Over the years, we have received emails from several bearded dragon owners asking our advice on whether BSFLs would be appropriate as feeders for them.
Please go through some of the doubts and questions that they had, and our answers below. It might cover something that we have missed in the article itself.
Letter 1 – Black Soldier Fly
I just found your site, while trying to identify this fly we found in our house. It looks like a mydas fly from your other pictures, however this has distinctive black and white legs…any ideas?
This is actually the Black Soldier Fly, Hermetia illucens. They DO resemble mydas flies at first glance.

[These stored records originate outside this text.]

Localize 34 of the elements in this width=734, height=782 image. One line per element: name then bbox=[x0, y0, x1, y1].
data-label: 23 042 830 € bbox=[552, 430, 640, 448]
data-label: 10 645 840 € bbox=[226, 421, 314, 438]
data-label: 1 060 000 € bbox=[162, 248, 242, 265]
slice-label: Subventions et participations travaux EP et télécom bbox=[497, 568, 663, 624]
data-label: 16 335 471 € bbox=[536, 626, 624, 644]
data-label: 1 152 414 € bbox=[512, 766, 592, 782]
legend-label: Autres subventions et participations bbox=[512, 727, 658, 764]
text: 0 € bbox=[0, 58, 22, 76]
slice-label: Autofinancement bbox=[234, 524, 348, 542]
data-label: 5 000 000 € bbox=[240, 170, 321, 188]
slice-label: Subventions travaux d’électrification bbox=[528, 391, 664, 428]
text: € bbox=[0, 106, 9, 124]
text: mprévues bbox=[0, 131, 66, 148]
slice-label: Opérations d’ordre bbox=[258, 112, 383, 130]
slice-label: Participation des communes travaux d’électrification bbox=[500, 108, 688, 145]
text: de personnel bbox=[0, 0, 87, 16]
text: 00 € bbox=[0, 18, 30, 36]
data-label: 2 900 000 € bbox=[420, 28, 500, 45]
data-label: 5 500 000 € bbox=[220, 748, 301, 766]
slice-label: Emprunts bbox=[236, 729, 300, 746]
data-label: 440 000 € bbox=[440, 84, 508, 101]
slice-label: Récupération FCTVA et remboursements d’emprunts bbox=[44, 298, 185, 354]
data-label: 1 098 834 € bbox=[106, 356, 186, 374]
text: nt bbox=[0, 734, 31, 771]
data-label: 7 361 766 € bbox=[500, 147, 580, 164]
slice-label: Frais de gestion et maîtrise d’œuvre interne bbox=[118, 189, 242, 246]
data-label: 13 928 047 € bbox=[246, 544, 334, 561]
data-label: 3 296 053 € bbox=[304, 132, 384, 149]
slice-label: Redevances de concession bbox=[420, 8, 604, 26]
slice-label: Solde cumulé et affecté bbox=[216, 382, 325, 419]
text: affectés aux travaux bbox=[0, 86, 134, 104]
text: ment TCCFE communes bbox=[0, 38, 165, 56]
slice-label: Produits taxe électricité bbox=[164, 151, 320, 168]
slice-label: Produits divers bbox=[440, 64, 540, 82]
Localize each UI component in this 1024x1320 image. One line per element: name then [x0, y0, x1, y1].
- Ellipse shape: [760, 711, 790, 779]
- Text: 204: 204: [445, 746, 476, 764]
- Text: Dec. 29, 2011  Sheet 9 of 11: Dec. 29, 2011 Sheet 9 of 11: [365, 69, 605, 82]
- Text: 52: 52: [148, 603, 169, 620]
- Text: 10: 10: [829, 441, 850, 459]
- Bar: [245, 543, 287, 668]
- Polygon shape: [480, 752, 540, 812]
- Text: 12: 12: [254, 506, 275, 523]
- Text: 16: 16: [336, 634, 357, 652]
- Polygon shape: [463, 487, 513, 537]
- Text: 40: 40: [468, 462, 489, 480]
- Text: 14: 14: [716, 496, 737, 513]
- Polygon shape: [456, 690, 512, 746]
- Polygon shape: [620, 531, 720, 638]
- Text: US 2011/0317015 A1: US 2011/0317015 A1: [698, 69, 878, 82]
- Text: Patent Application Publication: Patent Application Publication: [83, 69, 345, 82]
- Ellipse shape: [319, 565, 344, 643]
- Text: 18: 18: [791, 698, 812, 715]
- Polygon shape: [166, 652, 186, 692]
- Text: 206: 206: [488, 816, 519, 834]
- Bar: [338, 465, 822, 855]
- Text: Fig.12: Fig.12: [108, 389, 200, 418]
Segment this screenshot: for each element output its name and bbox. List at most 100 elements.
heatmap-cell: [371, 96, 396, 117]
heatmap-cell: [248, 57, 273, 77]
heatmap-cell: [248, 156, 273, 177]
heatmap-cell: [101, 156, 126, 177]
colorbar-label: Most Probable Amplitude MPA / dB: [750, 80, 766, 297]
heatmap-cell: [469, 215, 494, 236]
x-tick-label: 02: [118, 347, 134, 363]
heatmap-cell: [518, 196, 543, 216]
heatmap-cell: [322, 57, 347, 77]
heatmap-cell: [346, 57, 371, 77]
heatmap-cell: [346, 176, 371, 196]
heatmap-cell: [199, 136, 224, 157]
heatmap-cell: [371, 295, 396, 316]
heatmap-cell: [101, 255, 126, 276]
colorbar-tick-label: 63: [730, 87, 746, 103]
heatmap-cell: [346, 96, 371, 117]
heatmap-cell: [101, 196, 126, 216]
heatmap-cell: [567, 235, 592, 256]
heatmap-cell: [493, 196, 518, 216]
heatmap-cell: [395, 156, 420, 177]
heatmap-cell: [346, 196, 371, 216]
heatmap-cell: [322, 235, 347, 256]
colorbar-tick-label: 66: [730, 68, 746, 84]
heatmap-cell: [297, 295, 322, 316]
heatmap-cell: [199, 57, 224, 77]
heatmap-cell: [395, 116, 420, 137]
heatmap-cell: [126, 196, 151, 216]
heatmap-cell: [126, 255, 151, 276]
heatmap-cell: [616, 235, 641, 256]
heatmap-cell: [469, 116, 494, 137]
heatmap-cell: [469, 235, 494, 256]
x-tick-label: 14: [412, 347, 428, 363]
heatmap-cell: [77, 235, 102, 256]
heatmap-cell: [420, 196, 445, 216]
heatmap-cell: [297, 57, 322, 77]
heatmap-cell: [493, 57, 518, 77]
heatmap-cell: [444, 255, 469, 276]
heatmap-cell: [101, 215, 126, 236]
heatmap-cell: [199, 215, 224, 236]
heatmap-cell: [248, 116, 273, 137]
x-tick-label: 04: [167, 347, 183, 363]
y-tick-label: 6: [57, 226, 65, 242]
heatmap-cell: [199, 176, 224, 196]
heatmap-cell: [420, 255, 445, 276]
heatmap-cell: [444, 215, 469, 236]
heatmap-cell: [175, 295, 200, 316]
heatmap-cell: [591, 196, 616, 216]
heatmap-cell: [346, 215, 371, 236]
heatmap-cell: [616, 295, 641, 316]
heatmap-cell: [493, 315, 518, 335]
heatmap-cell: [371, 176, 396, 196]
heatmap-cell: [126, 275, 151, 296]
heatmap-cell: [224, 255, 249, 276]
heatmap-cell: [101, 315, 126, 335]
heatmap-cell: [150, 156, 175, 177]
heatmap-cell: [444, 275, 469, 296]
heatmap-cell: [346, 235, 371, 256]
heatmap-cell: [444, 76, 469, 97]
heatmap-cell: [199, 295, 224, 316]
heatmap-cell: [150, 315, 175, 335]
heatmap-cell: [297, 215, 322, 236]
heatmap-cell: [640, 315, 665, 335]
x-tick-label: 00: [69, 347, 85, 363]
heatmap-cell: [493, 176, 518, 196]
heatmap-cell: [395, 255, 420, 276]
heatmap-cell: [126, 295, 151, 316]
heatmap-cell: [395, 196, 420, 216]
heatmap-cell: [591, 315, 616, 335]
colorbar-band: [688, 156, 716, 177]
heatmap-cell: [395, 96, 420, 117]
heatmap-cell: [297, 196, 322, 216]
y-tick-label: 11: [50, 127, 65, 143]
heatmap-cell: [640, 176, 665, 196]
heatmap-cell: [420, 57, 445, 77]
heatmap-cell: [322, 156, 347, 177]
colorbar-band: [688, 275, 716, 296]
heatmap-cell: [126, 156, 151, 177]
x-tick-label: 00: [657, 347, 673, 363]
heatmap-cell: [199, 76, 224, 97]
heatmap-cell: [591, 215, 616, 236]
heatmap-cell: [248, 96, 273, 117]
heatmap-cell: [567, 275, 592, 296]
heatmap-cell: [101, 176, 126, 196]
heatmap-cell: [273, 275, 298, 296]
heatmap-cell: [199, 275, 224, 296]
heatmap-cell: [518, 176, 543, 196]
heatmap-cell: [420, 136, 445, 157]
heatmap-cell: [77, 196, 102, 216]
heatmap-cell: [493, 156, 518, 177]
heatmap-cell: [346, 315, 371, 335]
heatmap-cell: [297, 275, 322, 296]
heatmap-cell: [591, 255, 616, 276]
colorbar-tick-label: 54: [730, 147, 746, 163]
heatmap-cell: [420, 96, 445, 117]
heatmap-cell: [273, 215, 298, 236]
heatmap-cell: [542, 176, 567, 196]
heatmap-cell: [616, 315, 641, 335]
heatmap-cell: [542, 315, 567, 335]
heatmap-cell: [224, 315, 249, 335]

Letter 2 – Black Soldier Fly Larva
What is this? Location: Missouri October 11, 2010 6:13 pm I found this inching across the floor of our shop. I work on a golf course at Lake Ozark ,MO. DO you know what it is? Signature: Tina Hi Tina, This appears to be a Black Soldier Fly Larva, Hermetia illucens, which you may compare to this photo on BugGuide. According to BugGuide, the: “Larvae live in compost, dung, rotting vegetation” so if there is some manure in the vicinity for keeping the greens well fertilized, the larvae may be reproducing there. This is a beneficial insect.
Letter 3 – Soldier Fly
Subject: Black flying insect Geographic location of the bug: Daytona beach Fl Date: 08/07/2018 Time: 01:17 PM EDT Your letter to the bugman: Found this in my home looked online found nothing seems like a carpenter bee How you want your letter signed: Trevor Dear Trevor, This is a Solder Fly, and we believe, because of the white legs, that it is a harmless Black Soldier Fly, Hermetia illucens, but we have never had to ID one from a ventral view. ResearchGate has a ventral view.
Letter 4 – Soldier Fly
Subject: Anthropod Classification Geographic location of the bug: United States, Florida Date: 03/24/2019 Time: 10:47 PM EDT Your letter to the bugman: Hi, I had to take pictures of anthropods I could find in my yard and classify the bugs for my zoology class. For the life of me, I can’t figure out what it is. I took the picture in my front yard and I am located in Florida. I appreciate any help you could offer me. Thank you in advance! How you want your letter signed: Willow Orr Dear Willow, Based on this BugGuide image, we believe this is a Soldier Fly in the genus Hedriodiscus. According to BugGuide: “spp. are very difficult to ID and not all are valid.” An even closer visual match is the Soldier Fly Odontomyia cincta, also pictured on BugGuide. Though we are uncertain of the species, we are confident this is a Soldier Fly. ou are spot on! It is an Odontomyia cincta Soldier Fly. Thank you so much for respond, I appreciate the help!